Teacher Reflections

Peter Considers Student Learning
Looking back at the end of the course Peter shared
his observations on student learning over time.


Owning Criteria
for Quality Work
By the end of the course, students were designing all scoring guides as a class. They identified elements, set criteria and scores together, reaching agreement and sometimes setting higher standards than Peter would have alone. Peter saw that this involvement with establishing criteria led to greater agreement between his score and a student's own assessment. By the end of the course, it was rare when the two scores, his and a student's, weren't equivalent.
Distinguishing Relevant Information

Peter found that by the third Global Challenge, students' ability to distinguish relevant information pertinent to the challenge question improved significantly.

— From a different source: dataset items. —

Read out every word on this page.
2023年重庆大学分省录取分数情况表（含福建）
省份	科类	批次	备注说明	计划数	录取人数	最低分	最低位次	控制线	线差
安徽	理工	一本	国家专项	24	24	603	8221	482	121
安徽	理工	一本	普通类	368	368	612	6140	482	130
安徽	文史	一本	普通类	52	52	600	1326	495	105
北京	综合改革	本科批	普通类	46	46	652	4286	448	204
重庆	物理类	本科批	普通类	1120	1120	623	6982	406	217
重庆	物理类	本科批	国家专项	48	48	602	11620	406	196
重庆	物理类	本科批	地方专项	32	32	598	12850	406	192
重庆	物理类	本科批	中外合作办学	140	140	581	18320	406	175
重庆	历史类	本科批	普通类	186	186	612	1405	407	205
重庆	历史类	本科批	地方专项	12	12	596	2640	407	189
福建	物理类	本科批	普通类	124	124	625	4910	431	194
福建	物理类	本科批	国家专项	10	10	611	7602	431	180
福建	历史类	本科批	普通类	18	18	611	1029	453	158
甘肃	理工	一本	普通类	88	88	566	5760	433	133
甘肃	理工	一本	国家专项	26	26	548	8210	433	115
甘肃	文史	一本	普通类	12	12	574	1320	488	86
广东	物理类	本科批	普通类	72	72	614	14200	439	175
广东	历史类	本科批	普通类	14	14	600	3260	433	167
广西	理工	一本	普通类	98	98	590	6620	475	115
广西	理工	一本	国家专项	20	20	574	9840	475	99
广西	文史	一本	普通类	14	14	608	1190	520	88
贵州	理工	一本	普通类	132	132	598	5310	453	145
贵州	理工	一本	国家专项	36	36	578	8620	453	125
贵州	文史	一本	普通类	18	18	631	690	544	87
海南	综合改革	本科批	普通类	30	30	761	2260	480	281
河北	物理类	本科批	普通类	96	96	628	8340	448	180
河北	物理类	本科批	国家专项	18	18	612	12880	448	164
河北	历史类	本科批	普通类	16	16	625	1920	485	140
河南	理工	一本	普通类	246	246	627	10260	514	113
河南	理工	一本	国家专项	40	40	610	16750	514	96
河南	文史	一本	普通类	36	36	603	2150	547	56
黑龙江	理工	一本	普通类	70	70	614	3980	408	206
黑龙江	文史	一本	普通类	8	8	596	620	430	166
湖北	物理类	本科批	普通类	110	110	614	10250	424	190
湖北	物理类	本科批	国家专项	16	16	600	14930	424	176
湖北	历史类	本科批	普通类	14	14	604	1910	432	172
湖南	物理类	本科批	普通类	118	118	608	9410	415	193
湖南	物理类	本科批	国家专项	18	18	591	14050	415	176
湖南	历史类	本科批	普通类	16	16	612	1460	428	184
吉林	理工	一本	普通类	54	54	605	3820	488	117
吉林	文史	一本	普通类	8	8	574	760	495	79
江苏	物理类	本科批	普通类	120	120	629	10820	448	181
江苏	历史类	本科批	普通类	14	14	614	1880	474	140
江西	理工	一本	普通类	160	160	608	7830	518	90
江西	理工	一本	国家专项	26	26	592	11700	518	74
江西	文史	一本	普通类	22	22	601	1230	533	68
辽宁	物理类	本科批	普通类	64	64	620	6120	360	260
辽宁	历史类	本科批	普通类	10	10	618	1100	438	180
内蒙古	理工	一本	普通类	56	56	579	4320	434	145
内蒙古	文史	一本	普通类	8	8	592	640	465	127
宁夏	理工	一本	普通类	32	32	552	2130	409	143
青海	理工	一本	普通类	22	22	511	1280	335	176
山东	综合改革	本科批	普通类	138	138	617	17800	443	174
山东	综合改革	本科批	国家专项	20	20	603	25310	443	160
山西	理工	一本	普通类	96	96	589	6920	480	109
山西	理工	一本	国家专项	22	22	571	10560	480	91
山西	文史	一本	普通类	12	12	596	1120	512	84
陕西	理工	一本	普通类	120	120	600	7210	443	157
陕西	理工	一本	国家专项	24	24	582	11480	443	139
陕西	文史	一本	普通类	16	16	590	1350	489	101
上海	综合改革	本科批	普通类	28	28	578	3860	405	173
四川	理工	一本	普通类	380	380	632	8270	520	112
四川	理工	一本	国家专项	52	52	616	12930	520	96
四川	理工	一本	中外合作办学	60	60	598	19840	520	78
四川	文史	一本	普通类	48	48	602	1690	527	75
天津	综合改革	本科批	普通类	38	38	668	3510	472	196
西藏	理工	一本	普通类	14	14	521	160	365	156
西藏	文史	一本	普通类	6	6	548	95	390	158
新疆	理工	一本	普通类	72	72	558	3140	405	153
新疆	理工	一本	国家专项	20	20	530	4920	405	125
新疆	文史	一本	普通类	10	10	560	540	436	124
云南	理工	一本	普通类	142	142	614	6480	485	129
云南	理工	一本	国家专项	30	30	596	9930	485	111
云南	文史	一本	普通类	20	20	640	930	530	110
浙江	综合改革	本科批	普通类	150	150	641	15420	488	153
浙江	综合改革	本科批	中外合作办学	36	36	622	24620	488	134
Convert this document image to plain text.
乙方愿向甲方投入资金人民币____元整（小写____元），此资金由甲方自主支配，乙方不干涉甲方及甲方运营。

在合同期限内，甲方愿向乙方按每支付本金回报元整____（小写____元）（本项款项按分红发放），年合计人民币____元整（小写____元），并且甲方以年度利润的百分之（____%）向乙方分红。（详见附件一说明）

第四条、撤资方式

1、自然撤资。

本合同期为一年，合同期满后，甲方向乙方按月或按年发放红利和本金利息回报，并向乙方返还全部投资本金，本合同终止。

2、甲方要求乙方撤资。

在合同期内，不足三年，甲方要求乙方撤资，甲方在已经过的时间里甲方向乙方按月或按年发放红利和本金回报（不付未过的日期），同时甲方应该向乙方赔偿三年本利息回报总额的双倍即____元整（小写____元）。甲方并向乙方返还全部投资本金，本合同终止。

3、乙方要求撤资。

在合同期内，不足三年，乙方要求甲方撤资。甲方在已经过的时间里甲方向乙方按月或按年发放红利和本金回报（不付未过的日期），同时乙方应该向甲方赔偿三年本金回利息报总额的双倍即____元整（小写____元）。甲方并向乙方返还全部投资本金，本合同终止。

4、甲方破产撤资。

"But my sense is that they move fairly quickly into deciding what was relevant and what wasn't. I mean there was a lot of extraneous stuff in that first one, where students were just, you know, looking at what caught their eye. I'd ask, 'Well, why is that important? Why...why do you care about that?' And I'd get 'I don't know. . .it's there.'

He also saw greater depth in student thinking during analysis and evaluation of the research data.

Producing Quality
Work
Peter reported significant improvement in student attention to detail as the course progressed. Students were given options to resubmit and revise portions of the work required in the subsequent Global Challenges for up to 90 percent of the possible score. Many students took advantage of the option and made the extra effort to submit an improved final product.